Dış kısmında bileğinizin ve ayağınızın burulmasını engelleyen pek çok teknoloji ve plastik kilit ekipmanları kullanılmış. Bu sayede bacak, bilek ve ayak üçlüsü herhangi bir kaza anında mümkün olduğunca düz tutulmaya çalışılarak olası hasarların önüne geçiliyor. Topuk ve aşık kemiklerini koruyabilmek için bu bölgeler teknolojik malzemelerle desteklenmiş. Botun yapıldığı malzemeler ve renk uyumları harika. Vites değiştirme bölgeleri dayanıklı ve siyah bir malzeme ile kaplanarak beyaz deri bölgenin vites kolundan kirlenmesinin de önüne geçilmiş.

 

Giyip çıkartmak için tam arkasındaki tek fermuar kullanılıyor. Fermuar açıldığında ortaya çıkan arka kısma bir dil yapmışlar. Bu dil hem giyerken, hem de çıkartırken size çok yardımcı oluyor. Bacağı dizden kırıp öne doğru diz çöker gibi yaparsanız, fermuar bir araya geliyor ve tek hamlede kolayca yukarı çekiliyor. Hem ergonomisini, hem giyip çıkartma yöntemini, hem de görünüşünü beğendik. Fiyat 350 euro.

 

 

Dainese Crono Estiva Deri Tulum

 

Dainese’nin yarış dünyasına giriş yapabileceğiniz bu deri tulumun genel görünüşü oldukça çekici. Dergi’ye pistte kullanmamız için Mototaş tarafından verilen deri tulumun 52 bedenini denedim, göbek almış başını yürümüş, geniş selede ayağı yere basamadığınız gibi geniş göbek olunca omuz-kasık arası mesafede 52’ye giremedim. Daha doğrusu girdim girmesine de, sanki birisi omuzlarımdan aşağı çekiyor gibi oldu. Ben de 54’e geçtim, güzel oldu.

 

Kıyafeti Can Am testinde ve RSV4 ile deneme fırsatım oldu. Perfore, yani önü bol delikli olduğu için pistte sürüş yaptığınız sürece oldukça iyi biçimde havalandırma sağlıyor, bu sayede terlemenin önüne geçiliyor. Gri-siyahbeyaz malzemelerin renk uyumu oldukça iyi ayarlanmış. Üzerindeki korumalar vücua tam oturuyor, kalçalar da pedlerle desteklenmiş. İç katman yıkanmak üzere çıkabiliyor.
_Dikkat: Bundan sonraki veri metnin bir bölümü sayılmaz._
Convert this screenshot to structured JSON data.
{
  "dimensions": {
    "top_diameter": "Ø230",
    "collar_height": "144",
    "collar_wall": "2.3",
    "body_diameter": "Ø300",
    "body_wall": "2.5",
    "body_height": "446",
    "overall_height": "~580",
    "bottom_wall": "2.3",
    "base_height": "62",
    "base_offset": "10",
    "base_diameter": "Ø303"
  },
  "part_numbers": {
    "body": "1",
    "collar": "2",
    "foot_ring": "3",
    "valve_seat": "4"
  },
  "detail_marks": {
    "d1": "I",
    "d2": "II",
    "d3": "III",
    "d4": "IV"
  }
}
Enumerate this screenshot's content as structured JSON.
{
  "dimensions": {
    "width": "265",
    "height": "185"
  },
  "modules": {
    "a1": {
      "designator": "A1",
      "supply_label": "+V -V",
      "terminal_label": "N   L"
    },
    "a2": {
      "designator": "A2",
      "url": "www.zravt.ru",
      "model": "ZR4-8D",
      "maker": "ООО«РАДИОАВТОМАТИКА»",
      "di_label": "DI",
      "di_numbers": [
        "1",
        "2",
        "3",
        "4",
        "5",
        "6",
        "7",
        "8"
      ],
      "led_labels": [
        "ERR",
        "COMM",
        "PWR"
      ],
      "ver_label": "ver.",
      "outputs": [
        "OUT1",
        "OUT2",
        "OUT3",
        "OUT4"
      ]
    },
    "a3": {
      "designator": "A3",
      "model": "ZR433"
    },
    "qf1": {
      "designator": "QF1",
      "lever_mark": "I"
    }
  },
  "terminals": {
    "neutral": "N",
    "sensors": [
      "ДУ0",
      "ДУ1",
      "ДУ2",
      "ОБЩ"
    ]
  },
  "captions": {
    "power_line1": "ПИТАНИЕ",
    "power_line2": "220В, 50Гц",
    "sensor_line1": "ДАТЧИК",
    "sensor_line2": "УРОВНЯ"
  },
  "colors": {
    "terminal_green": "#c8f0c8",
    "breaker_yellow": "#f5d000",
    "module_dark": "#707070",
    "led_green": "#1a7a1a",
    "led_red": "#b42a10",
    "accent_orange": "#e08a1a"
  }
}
Tulumun içine kredi kartı-ehliyet gibi iki kart koyulabilecek küçük bir kese de olsaydı, pist haricinde de giyilip uzun yola rahatlıkla gidilebilirdi, neyse, bunları başka bir yerlere sıkıştırırız.

 

İnek derisinden üretilen tulumun çeşitli yerleri rahat hareket edilebilmesi için çeşitli elastik bölgelerle desteklenmiş. İçinde rahat ettik, manevralar oldukça kolaydı. Ayak bileği kısmı kolay ayarlanıyor ve çizmenin içine rahatça giriyor. Tulumun hörgüçü ve yumuşak bir sırt koruması da mevcut. Dizlerdeki slayderler değişebiliyor. Özel çantası içinde teslim edilen tulumun bu çantasından bakım seti de çıkıyor. Fiyatı 990 euro.